Lucapa inks Cutting polishing partnership with Graff
“First share of partnership profits expected this quarter. Additional cutting & polishing revenues, together with production expansion, to grow Lulo diamond revenues and returns,” said Lucapa Diamond Company Limited.
Recently Lucapa announced another key advancement in the Company’s cutting & polishing strategy, with Lulo alluvial mining company Sociedade Mineira Do Lulo (SML) entering into a cutting & polishing agreement with leading diamond manufacturing group Safdico International (Safdico).
Safdico is a subsidiary of Graff International (Graff), one of the world’s finest high-end jewellery houses. Safdico supplies Graff with some of the most iconic and valuable polished diamonds sold in Graff stores. Safdico, as a Preferred Buyer, can purchase up to 60% of Lulo’s annual alluvial rough production from SML as is permitted under Angola’s transformative new diamond marketing regulations.
The Lulo diamonds purchased by Safdico are placed into the cutting & polishing partnership. Once procurement and manufacturing costs are deducted, the profits generated beyond the mine gate from the sale of the resultant polished diamonds are shared equally between SML and Safdico.
To date, Safdico has purchased ~4,900 carats of run of mine rough diamonds from SML under this commercial partnership. SML is due its first share of the partnership profits from Safdico this quarter (Q1 2020). This new Lulo revenue stream represents another key milestone for Lucapa’s value-adding strategy.
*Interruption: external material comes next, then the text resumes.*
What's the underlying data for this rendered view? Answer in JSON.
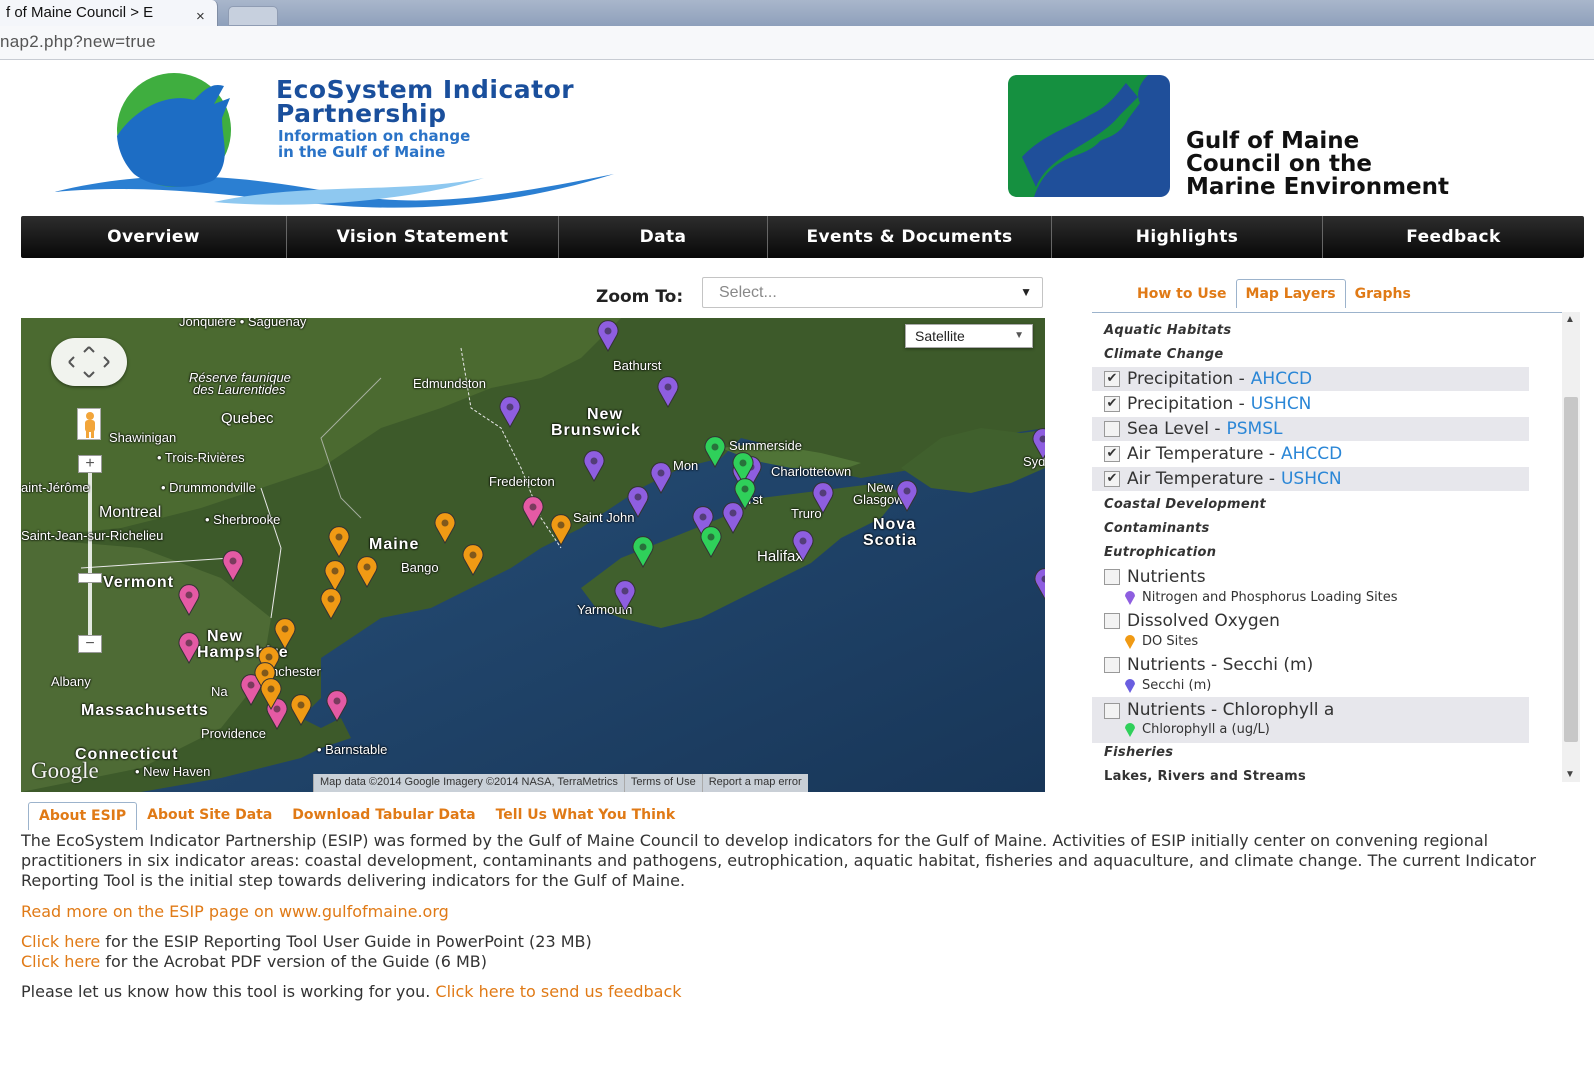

The new revenues streams come as SML completes a self-funded US$12 million capital investment program designed to expand total group production to >60,000 carats in 2020 (on a 100% basis). This production increase, coupled with the new revenue streams generated from the cutting & polishing agreement with Safdico, will enable SML to generate higher returns for its partners and make more regular loan repayments to Lucapa.